Apenas em 2011, primeiro ano do governo Dilma Roussef, foi que a data foi instituída como data comemorativa. Após 6 anos entre a proposição do projeto de lei, em 2017, a aprovação do Senado, em 2021, e na Câmara dos Deputados, em 2023, o Dia de Zumbi do Palmares e da Consciência Negra se tornou feriado nacional, com sanção do presidente Lula, em seu terceiro governo, à Lei nº 14.759 de 21 de dezembro de 2023.
A decisão foi bem aceita pela população, que encarou com naturalidade a nacionalização da data no país em que 55,4% da população se identifica como negra (preta ou parda), segundo Ministério da Igualdade Racial com base no Censo 2022. No entanto, a medida pede reflexão.
Em entrevista ao Portal Umbu, a jornalista e apresentadora Val Benvindo foi indicou que apesar dos avanços sociais digno de comemoração, ainda há muito a ser feito para que a população negra alcance melhorias reais. “A gente tem que celebrar tudo que a gente conseguiu até aqui, mas tem que entender que precisa caminhar uma longa estrada ainda para chegar num lugar de equidade”, analisou.
Neta de Hilda Jitolu, fundadora do terreiro onde nasceu o Ilê Aiyê, Val cresceu cercada por referências na luta por igualdade e na reivindicação de direitos e relembra: “O Movimento Negro parava a cidade e isso virava um assunto. Gostando ou não, as pessoas sabiam, entendiam e tinham que vivenciar a nossa luta da maneira que fosse, pedindo reparação e lutando pelos nossos direitos”. “Quando isso vira um feriado, eu entendo que muita gente também vai aproveitar para ir à praia, viajar, para ser um dia de descanso como tantos outros feriados. Mas eu também entendo que é muito importante que o 20 de novembro seja como o 7 de Setembro, como o dia 15 de Novembro, como o Tiradentes, por exemplo, que a gente se questiona o porquê do 21 de Abril ser feriado”.

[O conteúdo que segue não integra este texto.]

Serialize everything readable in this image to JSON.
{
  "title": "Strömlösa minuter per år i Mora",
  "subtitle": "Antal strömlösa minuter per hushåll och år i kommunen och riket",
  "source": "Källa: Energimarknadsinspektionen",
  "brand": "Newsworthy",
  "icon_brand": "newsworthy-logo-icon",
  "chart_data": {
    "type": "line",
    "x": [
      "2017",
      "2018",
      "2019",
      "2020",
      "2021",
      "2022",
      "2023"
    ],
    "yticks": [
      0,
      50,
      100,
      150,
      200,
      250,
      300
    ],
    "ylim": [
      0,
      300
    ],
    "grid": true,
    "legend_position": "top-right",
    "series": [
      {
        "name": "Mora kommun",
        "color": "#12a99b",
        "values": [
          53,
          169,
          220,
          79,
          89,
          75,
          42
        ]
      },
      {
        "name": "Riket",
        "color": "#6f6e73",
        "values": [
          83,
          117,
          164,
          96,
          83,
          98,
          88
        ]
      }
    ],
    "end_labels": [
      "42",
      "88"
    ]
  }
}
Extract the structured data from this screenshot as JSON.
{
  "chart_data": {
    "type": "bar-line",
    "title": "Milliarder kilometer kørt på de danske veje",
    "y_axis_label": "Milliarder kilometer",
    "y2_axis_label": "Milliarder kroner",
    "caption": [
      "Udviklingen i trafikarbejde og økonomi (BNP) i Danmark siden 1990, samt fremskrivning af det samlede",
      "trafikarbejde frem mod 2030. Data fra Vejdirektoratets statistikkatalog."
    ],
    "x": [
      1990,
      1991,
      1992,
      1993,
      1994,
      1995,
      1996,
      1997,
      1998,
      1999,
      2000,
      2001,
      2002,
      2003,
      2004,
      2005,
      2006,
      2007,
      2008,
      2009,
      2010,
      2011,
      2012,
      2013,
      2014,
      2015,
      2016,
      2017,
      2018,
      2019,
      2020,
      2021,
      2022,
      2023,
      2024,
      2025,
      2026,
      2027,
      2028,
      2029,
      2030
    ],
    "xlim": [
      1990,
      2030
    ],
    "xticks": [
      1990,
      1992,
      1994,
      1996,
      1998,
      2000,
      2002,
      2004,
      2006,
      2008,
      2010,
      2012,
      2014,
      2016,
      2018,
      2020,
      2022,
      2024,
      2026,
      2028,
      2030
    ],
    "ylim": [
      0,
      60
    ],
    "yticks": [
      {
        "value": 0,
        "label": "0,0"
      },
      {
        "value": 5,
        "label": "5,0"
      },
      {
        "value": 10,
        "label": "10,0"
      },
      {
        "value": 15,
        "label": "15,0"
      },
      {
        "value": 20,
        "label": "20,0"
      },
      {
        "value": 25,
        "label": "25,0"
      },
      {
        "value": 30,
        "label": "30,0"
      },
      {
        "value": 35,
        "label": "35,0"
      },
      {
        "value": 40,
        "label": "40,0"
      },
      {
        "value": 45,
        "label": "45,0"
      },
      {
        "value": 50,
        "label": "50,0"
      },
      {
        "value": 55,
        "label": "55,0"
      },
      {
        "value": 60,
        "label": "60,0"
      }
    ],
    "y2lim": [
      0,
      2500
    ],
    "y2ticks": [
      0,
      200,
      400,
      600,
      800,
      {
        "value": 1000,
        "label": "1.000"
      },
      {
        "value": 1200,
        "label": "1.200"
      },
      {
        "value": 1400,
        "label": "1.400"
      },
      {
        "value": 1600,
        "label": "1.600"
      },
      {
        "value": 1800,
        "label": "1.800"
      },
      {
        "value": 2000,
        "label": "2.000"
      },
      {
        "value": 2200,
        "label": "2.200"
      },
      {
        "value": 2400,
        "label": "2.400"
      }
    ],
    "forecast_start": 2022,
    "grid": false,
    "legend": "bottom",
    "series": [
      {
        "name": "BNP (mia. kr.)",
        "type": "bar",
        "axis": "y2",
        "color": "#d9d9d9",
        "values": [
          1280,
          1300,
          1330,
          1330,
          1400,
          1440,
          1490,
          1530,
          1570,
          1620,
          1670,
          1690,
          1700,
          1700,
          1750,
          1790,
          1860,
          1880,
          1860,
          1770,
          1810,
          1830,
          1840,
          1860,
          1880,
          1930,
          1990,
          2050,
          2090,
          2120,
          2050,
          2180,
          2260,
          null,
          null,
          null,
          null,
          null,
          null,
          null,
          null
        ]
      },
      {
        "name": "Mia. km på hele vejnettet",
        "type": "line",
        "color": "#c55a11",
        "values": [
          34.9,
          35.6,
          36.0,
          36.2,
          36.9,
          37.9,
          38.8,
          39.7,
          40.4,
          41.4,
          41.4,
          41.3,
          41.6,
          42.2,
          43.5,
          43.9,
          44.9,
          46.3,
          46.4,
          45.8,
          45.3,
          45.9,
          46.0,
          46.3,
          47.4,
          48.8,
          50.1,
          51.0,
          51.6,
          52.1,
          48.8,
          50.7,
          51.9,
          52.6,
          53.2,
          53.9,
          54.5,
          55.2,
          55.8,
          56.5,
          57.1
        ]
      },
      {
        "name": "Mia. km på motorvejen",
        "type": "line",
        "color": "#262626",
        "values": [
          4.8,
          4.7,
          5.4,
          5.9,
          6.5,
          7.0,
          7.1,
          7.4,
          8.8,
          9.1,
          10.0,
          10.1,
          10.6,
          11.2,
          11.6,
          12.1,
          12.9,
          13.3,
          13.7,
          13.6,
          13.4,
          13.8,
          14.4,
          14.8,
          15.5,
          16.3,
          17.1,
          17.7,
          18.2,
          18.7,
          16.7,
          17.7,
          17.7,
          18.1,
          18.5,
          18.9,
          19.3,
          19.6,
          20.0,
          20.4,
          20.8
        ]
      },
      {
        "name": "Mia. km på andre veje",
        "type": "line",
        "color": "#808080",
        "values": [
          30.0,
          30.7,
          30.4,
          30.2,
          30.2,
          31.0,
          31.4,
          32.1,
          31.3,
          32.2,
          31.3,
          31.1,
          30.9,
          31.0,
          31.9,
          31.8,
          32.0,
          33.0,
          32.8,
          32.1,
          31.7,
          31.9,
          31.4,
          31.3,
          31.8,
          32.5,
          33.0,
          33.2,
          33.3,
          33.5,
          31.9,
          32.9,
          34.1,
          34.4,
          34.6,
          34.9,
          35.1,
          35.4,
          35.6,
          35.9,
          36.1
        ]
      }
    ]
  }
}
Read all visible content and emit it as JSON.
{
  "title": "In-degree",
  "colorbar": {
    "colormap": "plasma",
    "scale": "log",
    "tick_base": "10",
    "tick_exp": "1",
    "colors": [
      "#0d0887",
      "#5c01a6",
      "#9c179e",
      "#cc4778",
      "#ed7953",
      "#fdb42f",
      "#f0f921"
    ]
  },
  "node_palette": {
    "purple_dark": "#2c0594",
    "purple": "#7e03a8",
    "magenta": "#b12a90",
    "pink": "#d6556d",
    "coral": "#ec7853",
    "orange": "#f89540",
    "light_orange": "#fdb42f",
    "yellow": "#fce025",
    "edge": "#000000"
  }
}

“Neste momento, faz sentido o 20 de Novembro se tornar um feriado nacional. Cabe também a nós, enquanto cidadãos, pessoas pretas atuantes em cada área que a gente está, não deixar que essa data caia no mesmo lugar do 21 de abril, por exemplo. Na Bahia temos o 2 de julho, que é tão importante quanto o 7 de Setembro, talvez até mais, porque os baianos não deixam que essa data morra. Uma data cívica, mas também popular”, concluiu Val.
O chamado à reflexão nesta data, bem como de instrução e mobilização, como salientado pela entrevistada, foi coaduanada no Senado na terça-feira (19), por Paulo Paim (PT-RS), senador que foi relator do projeto de lei que culminou com a instituição do feriado. Em sessão especial, ele declarou que garantir o exercício pleno da cidadania também é combater o racismo e a exclusão, reduzindo as desigualdades. Ele defendeu a manutenção de políticas inclusivas de educação, a exemplo da instituição das cotas nas universidades públicas e no serviço público, Previdência Social justa, emprego digno, salário decente, bem como a presença da história e do estudo da cultura afro-brasileira e indígena nas escolas brasileiras. Conforme publicado pela Agência Senado, a diretora-geral do Senado, Ilana Trombka, ressaltou ainda que o dia 20 de novembro deverá servir para a “nação refletir onde está e para onde deseja ir”.